Cal/OSHA has published its proposed indoor heat illness prevention standard, which means the California Standards Board has one year to take action.
Following publication of the proposed indoor heat illness prevention standard, there is a 45-day comment period that ends May 18, 2023, with a Standards Board meeting.
California already has a heat illness prevention standard for outdoor workers, with rulemaking for the indoor standard having begun in 2016.
A draft version of the standard was published April 22, 2019, but the rulemaking process was slowed down thanks to the COVID-19 pandemic, according to law firm Seyfarth Shaw.
Standard has threshold of 82 degrees, requires cool-down areas
Noteworthy requirements of the proposed standard are that it:
- applies to all indoor work areas where the temperature equals or exceeds 82 degrees when employees are present
- allows compliance to be part of an employer’s Injury Illness Prevention Program (IIPP), although employers can choose to have a stand-alone written heat illness prevention program
- requires that employees have access to fresh, pure, suitably cool and free water as close as practicable to working areas and in cool down areas
- requires employers to establish and maintain one or more cool-down areas at all times
- requires employers to encourage preventive cool-down breaks when employees feel the need
- requires employers to use control measures to minimize the risk of heat illness
- requires employers to have effective emergency response procedures
- requires employers to closely monitor newly assigned employees and employees working during a heat wave, and
- requires employees to be trained on indoor heat illness prevention.
The proposed standard demands enhanced requirements for indoor work areas where:
- the temperature or heat index equals or exceeds 87 degrees Fahrenheit when employees are present
- employees wear clothes that restrict heat removal and temperatures equal or exceed 82 degrees, or
- employees work in a high radiant heat area and the temperature equals or exceeds 82 degrees.
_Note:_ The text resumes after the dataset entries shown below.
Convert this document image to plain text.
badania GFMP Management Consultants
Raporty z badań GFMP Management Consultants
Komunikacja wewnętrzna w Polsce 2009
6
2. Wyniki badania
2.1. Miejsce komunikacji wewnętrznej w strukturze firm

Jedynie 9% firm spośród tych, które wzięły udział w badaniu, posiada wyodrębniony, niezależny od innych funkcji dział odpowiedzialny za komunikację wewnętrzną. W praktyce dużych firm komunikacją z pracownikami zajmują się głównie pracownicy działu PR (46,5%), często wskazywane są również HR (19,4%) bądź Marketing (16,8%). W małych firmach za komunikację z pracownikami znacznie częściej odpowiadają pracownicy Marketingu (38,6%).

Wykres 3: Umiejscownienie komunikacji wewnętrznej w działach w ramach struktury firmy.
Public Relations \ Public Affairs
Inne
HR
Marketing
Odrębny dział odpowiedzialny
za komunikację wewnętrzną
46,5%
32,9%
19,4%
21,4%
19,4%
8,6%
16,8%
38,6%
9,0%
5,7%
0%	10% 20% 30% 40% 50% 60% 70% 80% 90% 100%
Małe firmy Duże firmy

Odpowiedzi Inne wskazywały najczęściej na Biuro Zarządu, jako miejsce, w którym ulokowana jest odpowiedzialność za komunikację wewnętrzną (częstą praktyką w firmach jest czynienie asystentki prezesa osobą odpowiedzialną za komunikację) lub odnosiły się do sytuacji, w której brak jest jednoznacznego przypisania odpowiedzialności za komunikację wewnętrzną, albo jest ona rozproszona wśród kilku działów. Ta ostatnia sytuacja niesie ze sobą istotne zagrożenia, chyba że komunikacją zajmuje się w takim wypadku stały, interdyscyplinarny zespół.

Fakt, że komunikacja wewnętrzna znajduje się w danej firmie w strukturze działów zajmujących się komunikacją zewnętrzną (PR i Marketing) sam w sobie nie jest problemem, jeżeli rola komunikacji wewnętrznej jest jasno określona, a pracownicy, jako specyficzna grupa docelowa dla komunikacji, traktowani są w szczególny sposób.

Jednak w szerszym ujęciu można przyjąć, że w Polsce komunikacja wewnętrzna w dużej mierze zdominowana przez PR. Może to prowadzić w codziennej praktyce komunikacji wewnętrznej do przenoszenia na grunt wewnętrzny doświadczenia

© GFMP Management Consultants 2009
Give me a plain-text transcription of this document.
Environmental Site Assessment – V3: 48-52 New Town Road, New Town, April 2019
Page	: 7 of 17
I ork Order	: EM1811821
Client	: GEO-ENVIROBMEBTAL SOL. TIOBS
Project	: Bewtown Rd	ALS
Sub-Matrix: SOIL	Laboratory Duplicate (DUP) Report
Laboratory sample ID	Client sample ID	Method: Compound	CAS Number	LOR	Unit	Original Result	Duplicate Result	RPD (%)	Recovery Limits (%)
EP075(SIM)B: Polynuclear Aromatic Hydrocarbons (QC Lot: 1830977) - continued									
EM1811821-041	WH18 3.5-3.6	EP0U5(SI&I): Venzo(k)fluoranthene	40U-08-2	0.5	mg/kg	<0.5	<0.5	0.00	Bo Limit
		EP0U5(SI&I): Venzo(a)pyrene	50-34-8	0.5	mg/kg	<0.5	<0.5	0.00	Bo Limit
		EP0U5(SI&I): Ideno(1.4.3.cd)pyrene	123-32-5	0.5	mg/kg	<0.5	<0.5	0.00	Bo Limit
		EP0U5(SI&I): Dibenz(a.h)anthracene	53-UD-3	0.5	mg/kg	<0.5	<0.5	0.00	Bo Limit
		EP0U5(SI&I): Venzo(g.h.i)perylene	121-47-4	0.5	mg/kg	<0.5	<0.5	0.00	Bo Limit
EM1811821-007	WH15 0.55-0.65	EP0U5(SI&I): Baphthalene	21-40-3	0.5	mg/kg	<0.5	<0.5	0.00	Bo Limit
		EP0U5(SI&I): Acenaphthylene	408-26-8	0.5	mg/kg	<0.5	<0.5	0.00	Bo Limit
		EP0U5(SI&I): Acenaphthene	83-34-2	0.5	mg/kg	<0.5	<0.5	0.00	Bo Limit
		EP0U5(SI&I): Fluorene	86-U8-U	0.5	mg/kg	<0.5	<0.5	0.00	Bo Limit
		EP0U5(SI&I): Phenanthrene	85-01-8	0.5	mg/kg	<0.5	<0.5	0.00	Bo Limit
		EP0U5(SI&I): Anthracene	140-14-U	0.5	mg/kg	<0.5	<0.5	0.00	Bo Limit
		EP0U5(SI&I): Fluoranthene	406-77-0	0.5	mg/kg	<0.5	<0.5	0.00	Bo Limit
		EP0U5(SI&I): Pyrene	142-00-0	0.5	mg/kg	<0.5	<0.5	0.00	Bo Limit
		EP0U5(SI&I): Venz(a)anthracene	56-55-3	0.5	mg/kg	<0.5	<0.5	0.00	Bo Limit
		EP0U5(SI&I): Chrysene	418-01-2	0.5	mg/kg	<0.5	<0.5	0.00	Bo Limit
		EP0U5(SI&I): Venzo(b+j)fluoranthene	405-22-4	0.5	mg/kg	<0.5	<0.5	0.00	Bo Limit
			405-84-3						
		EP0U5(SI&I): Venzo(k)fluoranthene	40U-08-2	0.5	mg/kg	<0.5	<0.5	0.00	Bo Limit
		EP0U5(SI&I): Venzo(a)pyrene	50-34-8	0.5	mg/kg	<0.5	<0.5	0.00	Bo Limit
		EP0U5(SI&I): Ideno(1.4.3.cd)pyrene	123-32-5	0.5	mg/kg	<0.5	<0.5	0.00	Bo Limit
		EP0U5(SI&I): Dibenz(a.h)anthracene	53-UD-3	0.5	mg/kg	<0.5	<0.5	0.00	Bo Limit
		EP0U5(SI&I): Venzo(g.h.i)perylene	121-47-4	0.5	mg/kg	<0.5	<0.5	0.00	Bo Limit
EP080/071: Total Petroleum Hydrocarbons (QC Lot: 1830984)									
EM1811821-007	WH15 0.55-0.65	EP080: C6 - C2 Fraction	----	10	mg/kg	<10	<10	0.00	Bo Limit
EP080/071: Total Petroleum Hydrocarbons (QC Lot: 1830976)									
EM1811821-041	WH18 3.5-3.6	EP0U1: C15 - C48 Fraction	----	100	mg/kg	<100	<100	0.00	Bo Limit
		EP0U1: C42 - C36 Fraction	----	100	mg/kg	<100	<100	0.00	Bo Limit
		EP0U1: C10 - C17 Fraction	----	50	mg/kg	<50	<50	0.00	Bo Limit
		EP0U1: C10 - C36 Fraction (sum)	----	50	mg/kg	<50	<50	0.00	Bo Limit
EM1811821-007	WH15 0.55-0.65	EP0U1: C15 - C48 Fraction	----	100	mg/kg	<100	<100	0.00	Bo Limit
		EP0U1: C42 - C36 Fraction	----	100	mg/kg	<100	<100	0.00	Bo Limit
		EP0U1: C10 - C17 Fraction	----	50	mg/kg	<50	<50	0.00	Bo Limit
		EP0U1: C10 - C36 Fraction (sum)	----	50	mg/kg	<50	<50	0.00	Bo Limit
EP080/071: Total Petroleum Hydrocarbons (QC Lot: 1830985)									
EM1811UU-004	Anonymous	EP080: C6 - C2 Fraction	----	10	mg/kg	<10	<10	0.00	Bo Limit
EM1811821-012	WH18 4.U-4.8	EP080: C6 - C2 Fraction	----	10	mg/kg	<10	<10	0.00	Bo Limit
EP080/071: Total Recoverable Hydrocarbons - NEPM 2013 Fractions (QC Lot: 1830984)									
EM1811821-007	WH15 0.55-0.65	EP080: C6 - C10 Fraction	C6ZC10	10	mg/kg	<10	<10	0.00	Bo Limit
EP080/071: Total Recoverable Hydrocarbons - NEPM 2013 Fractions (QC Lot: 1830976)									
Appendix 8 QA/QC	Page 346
Could possibly see adoption in summer or fall 2023
The soonest the Standards Board could adopt the standard is likely in the summer or fall of 2023, although it’s likely to take longer than that, Seyfarth Shaw states.
While this formal standard may be months away, California employers should keep in mind that Cal/OSHA “can and does enforce indoor heat hazards under the IIPP standard, under which employers must evaluate site-specific hazards at their workplace.”